Peut-il y avoir polémique sur le bien-fondé de l’école inclusive, de la société inclusive ? Comment envisager un vivre ensemble fait d’exclusions et de désignations ?
Le consensus semblait être partagé jusqu’à maintenant par toutes les tendances politiques pour proposer que tous les enfants puissent aller à l’école et y trouver des réponses adaptées, différentes selon les besoins. Ce Week-end, cela a été tristement remis en cause par un polémiste présidentiable.
Revenons d’abord sur ce terme de polémique et de polémiste. Il comprend en lui-même la notion de critique, soit, mais dans un débat vif et agressif. C’est dans cette agression que se trouve le non audible, le non recevable. Qui agresse ? Qui agresse qui et pourquoi ?
Qui agresse ? Chacun sait répondre à la première question et souvent en politique, nous assistons à ces jets de parole non respectueux de la personne, de ses idées, de ses convictions. Est-ce une excuse pour évoquer « l’obsession de l’inclusion » , remettre en cause tout le travail accompli et soulever une vague de colères…
Qui est agressé ? Ce sont tous les enfants, qu’ils aient des besoins éducatifs particuliers ou non. Ce sont tous les parents, les éducateurs, les enseignants qu’ils soient spécialisés ou non, travaillant en école ou en milieu spécialisé… Ce sont tous ceux qui maintenant depuis 40 ans œuvrent à une meilleure compréhension des vulnérabilités d’apprendre et essayent d’apporter des réponses de plus en plus précises, facilitant la compréhension mutuelle et rendant possible des expériences positives de scolarisation inclusive. Les propos tenus qui ont provoqué multe réactions et cela est bon signe, montrent une méconnaissance des réalités de terrain, une façon de s’emparer des données les plus faciles pour les transformer en projectiles incendiaires. Oui, il y a des enfants autistes, des adolescents avec autisme pris en charge en Belgique ; mais il y a aussi de grands progrès réalisés pour scolariser ces élèves qui présentent des troubles autistiques…
Pourquoi ? Il s’agit d’agresser pour séparer, pour choisir une société d’un entre soi, une école organisée en fonction des catégories sociales. Comment penser un projet de société qui se nourrit de clivages et d’oppositions et qui ne recherche pas les moyens d’un vivre ensemble riche de toutes les diversités de l’humanité. L’école inclusive n’est pas seulement une école qui scolarise les élèves en situation de handicap, c’est une école qui cherche sans cesse à permettre à tous les élèves d’apprendre, de se former, de se connaitre dans les singularités et le semblable qui nous réunit… que l’on soit enfant au vécu de migration, de grande précarité, avec des troubles cognitifs, sensoriels, moteurs… Vivant des histories familiales épanouies ou cabossées… des drames.

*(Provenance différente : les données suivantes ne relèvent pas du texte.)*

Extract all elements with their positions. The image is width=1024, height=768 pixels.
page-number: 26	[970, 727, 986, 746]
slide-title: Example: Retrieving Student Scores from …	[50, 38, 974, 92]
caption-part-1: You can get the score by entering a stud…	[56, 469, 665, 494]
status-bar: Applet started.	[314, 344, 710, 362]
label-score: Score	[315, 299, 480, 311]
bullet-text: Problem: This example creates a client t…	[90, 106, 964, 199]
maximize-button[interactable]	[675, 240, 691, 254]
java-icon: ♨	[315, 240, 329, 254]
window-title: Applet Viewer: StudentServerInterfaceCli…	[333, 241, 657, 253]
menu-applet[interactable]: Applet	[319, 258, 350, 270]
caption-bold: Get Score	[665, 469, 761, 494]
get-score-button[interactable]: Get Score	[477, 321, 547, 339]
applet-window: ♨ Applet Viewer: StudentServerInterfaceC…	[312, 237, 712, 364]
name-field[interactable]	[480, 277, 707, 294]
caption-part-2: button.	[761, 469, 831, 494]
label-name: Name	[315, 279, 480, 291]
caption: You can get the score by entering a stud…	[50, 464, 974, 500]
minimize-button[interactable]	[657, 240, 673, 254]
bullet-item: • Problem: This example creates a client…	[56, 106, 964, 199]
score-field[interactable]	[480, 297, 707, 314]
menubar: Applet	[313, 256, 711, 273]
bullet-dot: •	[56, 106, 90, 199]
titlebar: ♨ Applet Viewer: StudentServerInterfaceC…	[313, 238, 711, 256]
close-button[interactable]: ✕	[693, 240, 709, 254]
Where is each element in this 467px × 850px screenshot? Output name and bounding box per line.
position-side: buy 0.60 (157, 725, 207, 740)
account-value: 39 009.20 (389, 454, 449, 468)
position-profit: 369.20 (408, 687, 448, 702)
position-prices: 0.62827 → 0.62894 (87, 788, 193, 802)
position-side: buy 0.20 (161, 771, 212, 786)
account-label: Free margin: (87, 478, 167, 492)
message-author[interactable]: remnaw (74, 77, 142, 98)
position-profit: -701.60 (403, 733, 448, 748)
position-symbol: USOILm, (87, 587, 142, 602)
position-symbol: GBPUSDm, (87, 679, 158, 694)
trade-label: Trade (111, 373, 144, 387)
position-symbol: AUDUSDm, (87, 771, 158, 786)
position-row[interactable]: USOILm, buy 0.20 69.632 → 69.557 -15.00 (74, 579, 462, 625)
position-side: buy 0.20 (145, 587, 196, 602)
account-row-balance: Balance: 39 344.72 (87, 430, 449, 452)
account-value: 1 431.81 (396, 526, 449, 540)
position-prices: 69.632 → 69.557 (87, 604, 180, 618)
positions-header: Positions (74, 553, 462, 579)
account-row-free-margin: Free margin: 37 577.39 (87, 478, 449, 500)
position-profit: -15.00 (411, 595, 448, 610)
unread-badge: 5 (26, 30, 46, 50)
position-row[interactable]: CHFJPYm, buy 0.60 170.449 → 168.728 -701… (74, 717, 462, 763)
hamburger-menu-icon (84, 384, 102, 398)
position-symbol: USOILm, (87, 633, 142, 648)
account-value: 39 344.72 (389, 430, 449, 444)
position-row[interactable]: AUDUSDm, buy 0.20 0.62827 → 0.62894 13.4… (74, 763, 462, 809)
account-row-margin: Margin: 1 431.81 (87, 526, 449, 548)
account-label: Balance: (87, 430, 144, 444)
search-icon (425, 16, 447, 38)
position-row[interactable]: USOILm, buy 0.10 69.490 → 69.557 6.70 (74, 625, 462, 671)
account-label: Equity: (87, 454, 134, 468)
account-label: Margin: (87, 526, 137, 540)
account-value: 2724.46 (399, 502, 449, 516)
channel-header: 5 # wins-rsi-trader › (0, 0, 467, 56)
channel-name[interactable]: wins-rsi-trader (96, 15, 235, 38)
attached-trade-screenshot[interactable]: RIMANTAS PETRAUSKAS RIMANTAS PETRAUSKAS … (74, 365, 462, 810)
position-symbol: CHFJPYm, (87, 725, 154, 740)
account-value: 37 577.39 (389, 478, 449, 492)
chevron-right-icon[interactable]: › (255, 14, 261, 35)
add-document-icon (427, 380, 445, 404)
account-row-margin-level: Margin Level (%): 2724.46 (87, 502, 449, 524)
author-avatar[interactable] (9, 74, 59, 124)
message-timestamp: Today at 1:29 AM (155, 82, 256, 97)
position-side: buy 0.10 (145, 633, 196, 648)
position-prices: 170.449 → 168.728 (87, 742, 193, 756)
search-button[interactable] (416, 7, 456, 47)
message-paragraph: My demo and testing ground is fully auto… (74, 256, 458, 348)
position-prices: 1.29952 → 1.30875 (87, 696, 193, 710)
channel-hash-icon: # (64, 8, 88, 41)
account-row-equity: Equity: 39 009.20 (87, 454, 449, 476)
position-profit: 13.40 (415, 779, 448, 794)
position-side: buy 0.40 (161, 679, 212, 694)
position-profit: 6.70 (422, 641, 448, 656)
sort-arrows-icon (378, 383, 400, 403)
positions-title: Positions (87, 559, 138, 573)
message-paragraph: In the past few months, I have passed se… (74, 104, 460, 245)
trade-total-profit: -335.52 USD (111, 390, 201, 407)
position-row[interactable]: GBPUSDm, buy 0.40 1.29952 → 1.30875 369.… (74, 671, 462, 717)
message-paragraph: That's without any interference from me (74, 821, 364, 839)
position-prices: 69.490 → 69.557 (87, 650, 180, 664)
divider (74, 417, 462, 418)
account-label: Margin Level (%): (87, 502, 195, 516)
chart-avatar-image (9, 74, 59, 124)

Si nous poursuivons cet idéal de l’école inclusive pour construire une société inclusive, d’autres viennent de le clamer, sont dans un idéal d’une société dans laquelle les plus vulnérables auront une place dans des « ailleurs séparés, à part », une mise à l’écart qui ne les reconnaitra pas citoyens.
Nous pouvons entendre la critique d’une école inclusive qui est encore tâtonnante, qui cherche avec de nombreux acteurs à construire le meilleur pour les enfants. Cette triste polémique peut nous permettre de saisir à quel point ce changement de paradigme est important pour l’école inclusive qui doit s’affirmer comme une école équitable, qui vise le développement des capacités de créativité, d’intelligence collective, de diversités cognitives pour répondre aux enjeux de ce siècle qui s’ouvre de façon chaotique mais porteur d’étoiles naissantes. [1]
Oui j’ai été en colère, puis triste. C’est la recherche de ce qui est vrai en soi et pour les autres qui compte, dans les idées, les convictions et l’action partagée. C’est là que nous devons nous maintenir ensemble.
Véronique Poutoux, le 17 janvier 2022.
[1] « Il faut porter encore en soi le chaos, pour pouvoir mettre au monde une étoile naissante. » Nietzsche. Ainsi parlait Zarathoustra.